Аргези хорошо помнил Иона Илю. Это рабочий поэт. В 1934-м выпустил сборник стихотворений «Толпа». Стихи о рабочем классе. Аргези, когда встретил Илю в ассоциации румынских писателей, похвалил его: «Молодец, жеребенок, твой стон отражает твою жизнь, твое страдание… Приходи ко мне в Мэрцишор…» А потом Иля исчез, его не слышно было. И вдруг в центральной цензуре… А может быть, это не он? В другой раз он поинтересовался у ответственного секретаря «Информации», как же Иля попал в цензуру?
— После выхода «Толпы», — ответил тот, — его забрали в армию, служил у одного полковника, любителя поэзии, и тот пожалел его, создавал условия для работы. Поддерживал он связи с тем полковником и после увольнения из армии. А когда была объявлена всеобщая мобилизация, полковник оказался командиром резервного полка нестроевых здесь, в Бухаресте. Вот он и устроил Илю в цензуру… Все так просто. С ним будет полегче пропускать кое-что…
Наступила осень. Закончился еще один трудовой день семьи Аргези в Мэрцишоре. Собран небольшой урожай слив, часть просушена в самодельной сушилке, падалица, перебродившая в бочках, пущена на цуйку, сложена в ящики фасоль, сушатся початки кукурузы для мамалыги…
Аргези поднялся в «лабораторию»[42]. Тут все выглядит как всегда: придвинутый к окну простой стол — то ли обеденный, то ли письменный, — сколоченный из еловых досок, железная кровать, печка-времянка, этажерка, шкаф, жесткое кресло. На столе — оселок, о который Аргези заостряет карандаш, керосиновая лампа. За окном Бухарест. На Каля Виктории резиденция Киллингера… Аргези сел, взял заостренный карандаш и начал писать. Пройдет совсем немного времени, и мир узнает, что в этой комнате в полный голос заговорил художник, никого и никогда не боявшийся, заговорила совесть народа.
Не подозревал в тот день посланник Гитлера, чванливый и высокомерный наместник Гитлера, он же и начальник гестапо в Румынии Киллингер, что здесь, на окраине Бухареста с непонятным для него названием Мэрцишор, готовится против него удар.
Тудор Аргези увеличил огонь керосиновой лампы, опустил занавески: с наступлением темноты в городе и его окрестностях введены жесткие правила затемнения. Как-то по-особому светится гипсовый Коко. Тудор Аргези чуть улыбнулся ему: ну что ж, Коко, пошли в поход! И он вывел четким почерком: «Эх ты, барон!»
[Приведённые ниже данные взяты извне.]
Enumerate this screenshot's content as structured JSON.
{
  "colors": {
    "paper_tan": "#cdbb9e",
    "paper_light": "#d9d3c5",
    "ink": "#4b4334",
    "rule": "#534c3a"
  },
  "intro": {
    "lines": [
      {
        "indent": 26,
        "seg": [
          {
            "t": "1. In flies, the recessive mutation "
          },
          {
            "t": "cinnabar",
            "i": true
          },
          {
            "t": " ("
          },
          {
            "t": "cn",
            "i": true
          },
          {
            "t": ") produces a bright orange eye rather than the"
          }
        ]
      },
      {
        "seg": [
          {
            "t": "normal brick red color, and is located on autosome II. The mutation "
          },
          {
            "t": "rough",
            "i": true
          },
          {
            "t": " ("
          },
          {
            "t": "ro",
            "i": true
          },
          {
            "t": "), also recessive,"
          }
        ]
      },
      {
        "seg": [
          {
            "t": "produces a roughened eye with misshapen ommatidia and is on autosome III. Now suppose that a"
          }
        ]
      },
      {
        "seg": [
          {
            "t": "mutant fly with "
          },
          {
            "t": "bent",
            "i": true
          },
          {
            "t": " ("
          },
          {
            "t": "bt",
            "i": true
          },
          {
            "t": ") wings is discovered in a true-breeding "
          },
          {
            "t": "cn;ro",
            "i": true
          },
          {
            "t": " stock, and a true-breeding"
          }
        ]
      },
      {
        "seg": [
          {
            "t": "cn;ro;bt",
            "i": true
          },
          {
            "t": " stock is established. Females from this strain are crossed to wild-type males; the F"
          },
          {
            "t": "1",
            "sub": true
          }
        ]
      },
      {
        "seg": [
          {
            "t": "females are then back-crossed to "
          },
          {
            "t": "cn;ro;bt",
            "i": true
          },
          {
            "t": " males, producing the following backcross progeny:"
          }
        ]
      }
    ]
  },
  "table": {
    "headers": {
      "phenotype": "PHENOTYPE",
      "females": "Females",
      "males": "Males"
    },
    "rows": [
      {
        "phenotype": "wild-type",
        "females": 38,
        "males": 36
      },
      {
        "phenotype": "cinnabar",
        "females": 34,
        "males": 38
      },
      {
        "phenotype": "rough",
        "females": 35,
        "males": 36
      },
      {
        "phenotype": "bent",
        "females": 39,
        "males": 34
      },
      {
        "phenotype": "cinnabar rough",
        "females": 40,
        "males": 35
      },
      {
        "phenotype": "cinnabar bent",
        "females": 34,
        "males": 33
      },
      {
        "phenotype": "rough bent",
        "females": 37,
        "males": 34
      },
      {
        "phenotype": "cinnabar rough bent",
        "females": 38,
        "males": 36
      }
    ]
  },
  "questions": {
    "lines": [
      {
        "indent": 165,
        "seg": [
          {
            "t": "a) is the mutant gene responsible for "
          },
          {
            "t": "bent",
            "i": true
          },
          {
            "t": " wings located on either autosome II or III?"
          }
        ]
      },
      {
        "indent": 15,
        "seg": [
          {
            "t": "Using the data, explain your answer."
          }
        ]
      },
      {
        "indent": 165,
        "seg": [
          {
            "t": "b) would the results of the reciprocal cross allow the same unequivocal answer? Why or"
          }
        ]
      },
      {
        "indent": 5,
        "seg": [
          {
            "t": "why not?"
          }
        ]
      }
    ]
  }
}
На другой день к обеду все было готово. Нужно позвонить в редакцию. Однако имеет ли он право до этого звонка не посоветоваться с домашними? Правда, он редко когда читает им свои сочинения. Но можно ли не прочитать это? И он позвал громко:
— Параскива! Идите все ко мне!
Они сидели на его кровати — жена Параскива, дочь Митзура и сын Баруцу. Ему хотелось, чтобы в эту минуту был здесь и Элиазар, но от него уже сколько времени нет никаких вестей[43]. Аргези стоял и спокойно смотрел на своих. Они ждут, что же будет.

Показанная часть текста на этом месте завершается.